コエンザイムQ10サプリの製造方法

コエンザイムQ10はもともと人の体内や、食物などに含まれる成分です。
では、サプリメントのコエンザイムQ10はどのように作られているのでしょうか。

コエンザイムQ10の製造方法

合成法

コエンザイムQ10の製造方法のひとつが合成法です。
合成法は、1966年、日本企業である日清ファルマが世界に先駆けて初めてコエンザイムQ10の大量生産に成功した作り方です。

合成法の原料はタバコの葉です。
まずコエンザイムQ3を生成し、化学合成でコエンザイムQ10を作り出します。

この量産化の成功により、コエンザイムQ10は世界的に流通するサプリメントとなりました。

発酵法

発酵法は酵母などからコエンザイムQ10を作り出す方法です。
サトウキビやテンサイを原料に、酵母や微生物で発酵をおこさせ、そこからコエンザイムQ10を取り出します。
つまり化学合成ではなく、自然の力でコエンザイムQ10を大量生産できる方法なのです。

発酵法は1997年、日本企業のカネカが開発しました。
合成法よりも自然に近いという安心感から、サプリメントの原料として世界的に流通しています。
また、発酵法は合成法に比べて体内への吸収率がよく、その品質でも注目を集めています。

サプリメントの吸収率を上げる工夫

ミセル化

コエンザイムQ10は安全性が高く、人間の活動に役立つ成分ですが、脂溶性で分子サイズが大きいために体内への吸収性が悪いという問題があります。

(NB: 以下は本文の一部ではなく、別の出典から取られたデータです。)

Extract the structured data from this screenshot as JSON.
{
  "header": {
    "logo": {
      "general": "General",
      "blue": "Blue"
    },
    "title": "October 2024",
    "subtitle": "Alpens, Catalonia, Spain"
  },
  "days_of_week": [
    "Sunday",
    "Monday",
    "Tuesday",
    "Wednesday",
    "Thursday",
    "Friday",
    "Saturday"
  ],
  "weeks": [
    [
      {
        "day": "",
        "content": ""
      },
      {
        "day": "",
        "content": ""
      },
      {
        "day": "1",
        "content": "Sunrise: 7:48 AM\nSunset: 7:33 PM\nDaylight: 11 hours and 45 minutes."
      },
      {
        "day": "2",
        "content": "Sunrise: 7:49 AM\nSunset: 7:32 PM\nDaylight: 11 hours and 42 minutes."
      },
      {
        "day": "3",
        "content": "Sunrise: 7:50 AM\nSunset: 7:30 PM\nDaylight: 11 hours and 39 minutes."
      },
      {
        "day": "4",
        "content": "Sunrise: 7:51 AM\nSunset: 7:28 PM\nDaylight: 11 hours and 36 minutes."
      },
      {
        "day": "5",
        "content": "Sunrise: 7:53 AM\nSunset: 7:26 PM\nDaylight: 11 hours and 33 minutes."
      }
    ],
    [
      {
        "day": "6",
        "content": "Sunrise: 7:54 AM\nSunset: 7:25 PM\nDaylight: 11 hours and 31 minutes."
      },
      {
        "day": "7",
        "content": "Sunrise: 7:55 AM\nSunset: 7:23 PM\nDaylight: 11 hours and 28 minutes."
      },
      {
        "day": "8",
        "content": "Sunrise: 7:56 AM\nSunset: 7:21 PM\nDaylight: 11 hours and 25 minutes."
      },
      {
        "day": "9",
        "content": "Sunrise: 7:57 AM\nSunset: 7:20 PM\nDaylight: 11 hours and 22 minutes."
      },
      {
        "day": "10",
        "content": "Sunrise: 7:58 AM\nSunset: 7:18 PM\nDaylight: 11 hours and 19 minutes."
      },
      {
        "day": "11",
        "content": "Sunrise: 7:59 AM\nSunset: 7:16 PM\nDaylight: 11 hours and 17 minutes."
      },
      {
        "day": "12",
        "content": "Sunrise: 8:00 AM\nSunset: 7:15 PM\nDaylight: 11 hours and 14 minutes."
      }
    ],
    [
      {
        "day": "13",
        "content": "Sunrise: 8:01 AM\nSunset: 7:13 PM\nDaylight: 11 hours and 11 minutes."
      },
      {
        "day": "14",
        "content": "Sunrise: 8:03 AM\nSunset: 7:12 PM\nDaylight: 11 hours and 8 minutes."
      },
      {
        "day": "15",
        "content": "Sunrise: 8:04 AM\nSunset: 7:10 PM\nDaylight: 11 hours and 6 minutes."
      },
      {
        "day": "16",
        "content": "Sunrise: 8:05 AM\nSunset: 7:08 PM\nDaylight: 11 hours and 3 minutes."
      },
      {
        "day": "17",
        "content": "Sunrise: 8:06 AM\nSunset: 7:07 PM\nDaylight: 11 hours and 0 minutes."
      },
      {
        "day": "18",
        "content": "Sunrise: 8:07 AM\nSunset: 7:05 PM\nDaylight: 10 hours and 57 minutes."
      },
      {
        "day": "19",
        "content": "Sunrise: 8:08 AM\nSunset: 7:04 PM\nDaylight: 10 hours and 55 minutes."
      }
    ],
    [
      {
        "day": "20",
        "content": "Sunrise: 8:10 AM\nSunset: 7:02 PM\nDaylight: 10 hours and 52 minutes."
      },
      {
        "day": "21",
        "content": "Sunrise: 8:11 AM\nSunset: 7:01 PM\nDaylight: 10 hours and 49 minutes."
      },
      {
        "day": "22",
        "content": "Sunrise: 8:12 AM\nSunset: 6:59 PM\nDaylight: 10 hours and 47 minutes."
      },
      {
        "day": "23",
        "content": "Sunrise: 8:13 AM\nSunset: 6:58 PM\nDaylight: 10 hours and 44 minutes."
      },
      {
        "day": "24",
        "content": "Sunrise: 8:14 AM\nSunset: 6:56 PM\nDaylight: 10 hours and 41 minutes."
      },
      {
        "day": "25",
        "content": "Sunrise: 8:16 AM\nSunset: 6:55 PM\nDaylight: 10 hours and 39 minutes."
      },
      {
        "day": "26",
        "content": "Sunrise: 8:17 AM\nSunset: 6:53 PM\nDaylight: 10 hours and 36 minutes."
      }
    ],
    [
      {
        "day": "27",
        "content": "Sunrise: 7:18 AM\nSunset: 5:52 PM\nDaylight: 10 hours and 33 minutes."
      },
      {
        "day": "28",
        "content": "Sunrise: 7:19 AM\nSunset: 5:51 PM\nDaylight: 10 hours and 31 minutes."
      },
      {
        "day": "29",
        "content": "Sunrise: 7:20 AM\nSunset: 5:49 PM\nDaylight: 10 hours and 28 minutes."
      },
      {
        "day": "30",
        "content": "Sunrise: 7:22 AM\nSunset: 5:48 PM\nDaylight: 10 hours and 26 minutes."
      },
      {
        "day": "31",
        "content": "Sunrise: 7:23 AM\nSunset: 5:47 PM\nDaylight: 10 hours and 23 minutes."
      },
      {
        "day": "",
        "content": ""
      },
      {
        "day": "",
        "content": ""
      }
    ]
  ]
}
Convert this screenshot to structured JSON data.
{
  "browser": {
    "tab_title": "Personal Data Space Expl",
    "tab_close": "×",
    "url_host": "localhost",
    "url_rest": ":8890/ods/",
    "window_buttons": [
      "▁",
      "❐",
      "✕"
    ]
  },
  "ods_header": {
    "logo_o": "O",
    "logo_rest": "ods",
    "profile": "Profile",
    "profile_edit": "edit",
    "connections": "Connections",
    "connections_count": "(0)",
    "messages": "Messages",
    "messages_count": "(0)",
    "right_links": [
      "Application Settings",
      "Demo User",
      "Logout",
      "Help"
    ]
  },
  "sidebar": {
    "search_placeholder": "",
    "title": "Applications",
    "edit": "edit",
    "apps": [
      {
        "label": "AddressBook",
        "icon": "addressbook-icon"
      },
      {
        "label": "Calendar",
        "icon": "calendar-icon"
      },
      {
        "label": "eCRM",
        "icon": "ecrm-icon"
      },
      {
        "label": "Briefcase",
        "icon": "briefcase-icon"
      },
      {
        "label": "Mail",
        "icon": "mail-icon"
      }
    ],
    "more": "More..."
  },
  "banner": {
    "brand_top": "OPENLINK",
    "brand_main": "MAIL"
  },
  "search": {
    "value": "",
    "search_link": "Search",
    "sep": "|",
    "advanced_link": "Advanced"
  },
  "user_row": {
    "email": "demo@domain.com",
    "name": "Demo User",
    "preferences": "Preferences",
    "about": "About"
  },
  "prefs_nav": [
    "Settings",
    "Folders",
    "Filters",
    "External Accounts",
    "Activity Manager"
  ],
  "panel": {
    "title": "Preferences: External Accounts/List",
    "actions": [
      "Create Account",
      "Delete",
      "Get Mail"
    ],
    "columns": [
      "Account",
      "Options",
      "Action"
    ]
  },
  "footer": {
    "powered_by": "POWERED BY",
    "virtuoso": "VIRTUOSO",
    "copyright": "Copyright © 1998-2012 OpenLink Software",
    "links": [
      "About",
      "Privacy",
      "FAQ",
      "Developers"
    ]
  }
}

そこで、その問題を解決する方法として、製品によって吸収性を上げるさまざまな工夫がなされていることがあります。

その工夫のひとつがミセル化です。
コエンザイムQ10は成分同士がくっつきやすく、塊のようになりがちです。
そこでミセル化では機械などを用いてすり潰し、乳化剤を加えてくっついた成分同士をバラバラにほぐします。
そして油脂と合わせてカプセル化することで、体内で吸収しやすいようにします。

ミセル化することで吸収率はそれまでの1.5~3倍ほど良くなります。

包接体

包接体は、ミセル化よりもさらに吸収性をアップさせた形状です。

ミセル化では機械と乳化剤でコエンザイムQ10をバラバラの単体状にしていましたが、包接体では環状オリゴ糖とよばれるデンプン加工物を使用します。
環状オリゴ糖にはくっついたコエンザイムQ10の塊をバラバラの単体にする性質があります。機械ですり潰すミセル化よりも、環状オリゴ糖を使ったほうが、コエンザイムQ10の一粒サイズは小さくなり、より体内吸収されやすくなります。

さらに環状オリゴ糖は、小さくバラバラになったコエンザイムQ10を1つずつ包み込む性質があります。
包接体と呼ばれる理由も、コエンザイムQ10が包まれた状態になっていることに由来しています。

また、環状オリゴ糖は水溶性で人間の体内で溶けやすく、腸内の消化液で消化することもできます。そのため、口から摂取して腸内に入ると溶けそれまで包んでいたコエンザイムQ10を放出します。
この時点で、コエンザイムQ10はサイズが小さく吸収性が高い状態になっているので、体内吸収されやすいというわけなのです。

包接体の吸収率は、何も加工をしていない状態と比較すると10倍以上といわれています。

包接体は、脂溶性であった無加工やミセル化と違って、脂で溶かす必要がありません。
そのため、サプリメントにする時は粉のままで用いられます。
例えば粉のままカプセル化したり、粉を押し固めて錠剤にするなどしています。


コエンザイムQ10サプリの製造方法について、原料となるコエンザイムQ10の製造方法や、吸収性を上げるサプリメント化の工夫をご紹介しました。
コエンザイムQ10サプリを選ぶときは、製品それぞれの特長をよく知ったうえで比較したいですね。